EOF in cbq when dataset is large

I am running a query that joins a 3M sized bucket and performs aggregations over it before filtering the projected results by using “Having”.
When i am running it i get an EOF error by cbq, but when filtering the data-set by another (indexed) property, i get the result within several seconds.
What can cause that EOF error from happening? is there a log with more description of the error?
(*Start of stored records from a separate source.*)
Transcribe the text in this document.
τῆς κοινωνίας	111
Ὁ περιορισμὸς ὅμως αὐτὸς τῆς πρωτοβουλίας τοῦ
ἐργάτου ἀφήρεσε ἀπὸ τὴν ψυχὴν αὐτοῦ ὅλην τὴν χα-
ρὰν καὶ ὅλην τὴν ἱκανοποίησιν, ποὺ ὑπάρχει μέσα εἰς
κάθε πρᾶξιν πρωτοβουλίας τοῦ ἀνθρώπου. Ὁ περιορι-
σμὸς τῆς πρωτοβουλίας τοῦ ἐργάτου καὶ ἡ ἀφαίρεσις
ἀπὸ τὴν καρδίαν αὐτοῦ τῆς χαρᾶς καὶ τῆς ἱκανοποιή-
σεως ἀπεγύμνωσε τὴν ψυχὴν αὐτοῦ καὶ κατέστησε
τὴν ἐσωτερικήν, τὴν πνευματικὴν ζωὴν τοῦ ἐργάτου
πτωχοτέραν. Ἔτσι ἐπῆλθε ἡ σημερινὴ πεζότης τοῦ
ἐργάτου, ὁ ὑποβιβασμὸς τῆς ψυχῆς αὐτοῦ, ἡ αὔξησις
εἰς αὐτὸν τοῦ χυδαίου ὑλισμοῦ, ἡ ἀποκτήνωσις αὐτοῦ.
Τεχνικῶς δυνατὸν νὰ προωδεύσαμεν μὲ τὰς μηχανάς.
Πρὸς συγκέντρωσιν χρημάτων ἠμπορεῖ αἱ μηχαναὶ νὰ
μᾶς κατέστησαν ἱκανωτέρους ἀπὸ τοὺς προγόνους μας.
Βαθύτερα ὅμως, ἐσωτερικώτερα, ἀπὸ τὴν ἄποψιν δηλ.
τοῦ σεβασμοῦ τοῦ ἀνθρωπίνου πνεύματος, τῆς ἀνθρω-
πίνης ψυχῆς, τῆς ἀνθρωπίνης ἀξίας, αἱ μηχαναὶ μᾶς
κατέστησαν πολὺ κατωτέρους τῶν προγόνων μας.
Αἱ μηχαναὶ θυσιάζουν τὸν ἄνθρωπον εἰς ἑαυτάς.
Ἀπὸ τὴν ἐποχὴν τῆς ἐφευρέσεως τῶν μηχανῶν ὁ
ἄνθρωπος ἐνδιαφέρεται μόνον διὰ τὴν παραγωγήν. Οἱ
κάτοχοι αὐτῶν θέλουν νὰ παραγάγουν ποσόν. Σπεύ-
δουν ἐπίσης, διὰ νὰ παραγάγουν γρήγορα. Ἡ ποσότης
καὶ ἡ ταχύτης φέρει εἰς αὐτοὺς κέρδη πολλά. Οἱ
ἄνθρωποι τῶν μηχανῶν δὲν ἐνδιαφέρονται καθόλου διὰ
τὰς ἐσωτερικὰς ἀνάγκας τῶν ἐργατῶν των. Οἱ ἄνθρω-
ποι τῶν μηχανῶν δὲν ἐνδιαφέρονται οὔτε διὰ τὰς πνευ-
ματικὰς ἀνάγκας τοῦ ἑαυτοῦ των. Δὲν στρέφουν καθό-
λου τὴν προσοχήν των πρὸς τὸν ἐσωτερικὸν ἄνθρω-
Still having this problem, even when trying to rephrase the query, still crashes when workingset is large (i guess).
I am running the query via cbq:

cbq> SELECT meta(usr).id user_id, IFMISSINGORNULL(usr.sso_providers.FACEBOOK.email,usr.sso_providers.GOOGLE.email,usr.emails[0]) as email, IFMISSINGORNULL(usr.sso_providers.FACEBOOK.type, usr.sso_providers.GOOGLE.type, “EMAIL”) as source FROM users dvc JOIN users usr ON KEYS dvc.user_id WHERE dvc.last_run BETWEEN 1452067057 AND 1452097057 GROUP BY meta(usr).id EXCEPT SELECT meta(usr).id user_id, IFMISSINGORNULL(usr.sso_providers.FACEBOOK.email,usr.sso_providers.GOOGLE.email,usr.emails[0]) as email, IFMISSINGORNULL(usr.sso_providers.FACEBOOK.type, usr.sso_providers.GOOGLE.type, “EMAIL”) as source FROM users dvc JOIN users usr ON KEYS dvc.user_id WHERE dvc.last_run > 1452097057 GROUP BY meta(usr).id;

ERROR 5000 : Post http://Drippler:99Tv8KAVt52x@localhost:8093/query: EOF

The query uses the GSI that i have created over dvc.last_run

Sorry to hear you are having an N1QL problem. I’m a developer on the N1QL team. I can help.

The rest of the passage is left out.